What does FISTA change, and is O(1/k²) optimal?
FISTA (Beck–Teboulle 2009) evaluates the gradient at an extrapolated point yₖ = xₖ + βₖ(xₖ − xₖ₋₁) with a specific momentum sequence, giving F(xₖ) − F* ≤ 2L‖x₀ − x*‖²/(k+1)². This O(1/k²) matches Nesterov's 1983 lower bound for first-order methods on smooth convex problems, so it is optimal in that oracle model. The cost per iteration is essentially unchanged — just one extra vector combination.
Does it work in infinite dimensions?
Yes. The entire construction lives in a real Hilbert space: with f convex and Fréchet-differentiable with L-Lipschitz gradient and g proper convex l.s.c., prox_{γg} is still the firmly nonexpansive resolvent, and forward–backward yields weak convergence of iterates to a minimizer (Combettes–Wajs 2005). Strong convergence generally requires extra structure (strong convexity, or a Haugazeau/Halpern modification). This is why the method underpins infinite-dimensional inverse problems and PDE-constrained regularization.

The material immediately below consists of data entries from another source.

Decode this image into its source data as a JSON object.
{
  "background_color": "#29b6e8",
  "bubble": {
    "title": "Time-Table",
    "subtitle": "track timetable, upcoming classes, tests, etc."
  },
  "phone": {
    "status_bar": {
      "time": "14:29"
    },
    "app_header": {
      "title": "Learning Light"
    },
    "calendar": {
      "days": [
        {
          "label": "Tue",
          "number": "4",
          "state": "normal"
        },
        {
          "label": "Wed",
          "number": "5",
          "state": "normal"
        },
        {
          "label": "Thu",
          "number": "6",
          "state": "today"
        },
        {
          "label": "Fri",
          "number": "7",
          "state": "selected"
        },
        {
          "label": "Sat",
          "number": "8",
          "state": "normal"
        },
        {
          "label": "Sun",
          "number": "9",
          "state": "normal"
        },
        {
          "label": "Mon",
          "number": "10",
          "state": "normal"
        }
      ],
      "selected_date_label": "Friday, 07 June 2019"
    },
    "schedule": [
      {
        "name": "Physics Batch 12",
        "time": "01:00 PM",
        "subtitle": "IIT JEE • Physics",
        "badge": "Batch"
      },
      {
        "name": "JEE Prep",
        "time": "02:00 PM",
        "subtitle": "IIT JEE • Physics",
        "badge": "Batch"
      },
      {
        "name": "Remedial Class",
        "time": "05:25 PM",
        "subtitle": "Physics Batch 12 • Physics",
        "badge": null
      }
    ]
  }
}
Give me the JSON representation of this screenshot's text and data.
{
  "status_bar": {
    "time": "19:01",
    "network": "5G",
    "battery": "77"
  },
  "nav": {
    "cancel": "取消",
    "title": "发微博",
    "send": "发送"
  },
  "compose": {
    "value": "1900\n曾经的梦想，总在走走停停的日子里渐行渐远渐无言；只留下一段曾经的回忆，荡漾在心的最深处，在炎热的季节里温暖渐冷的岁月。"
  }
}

What breaks if g is nonconvex?
The prox min may have multiple minimizers, so prox becomes set-valued and the firm-nonexpansiveness / Fejér-monotonicity argument fails — global convergence to the true minimum is not guaranteed. However, for certain structured nonconvex g the method is still useful: with g = λ‖x‖₀ the prox is hard-thresholding (Iterative Hard Thresholding), and under restricted-isometry-type conditions on f one proves recovery. More generally, Kurdyka–Łojasiewicz theory (Attouch–Bolte) gives convergence to a critical point for semialgebraic F.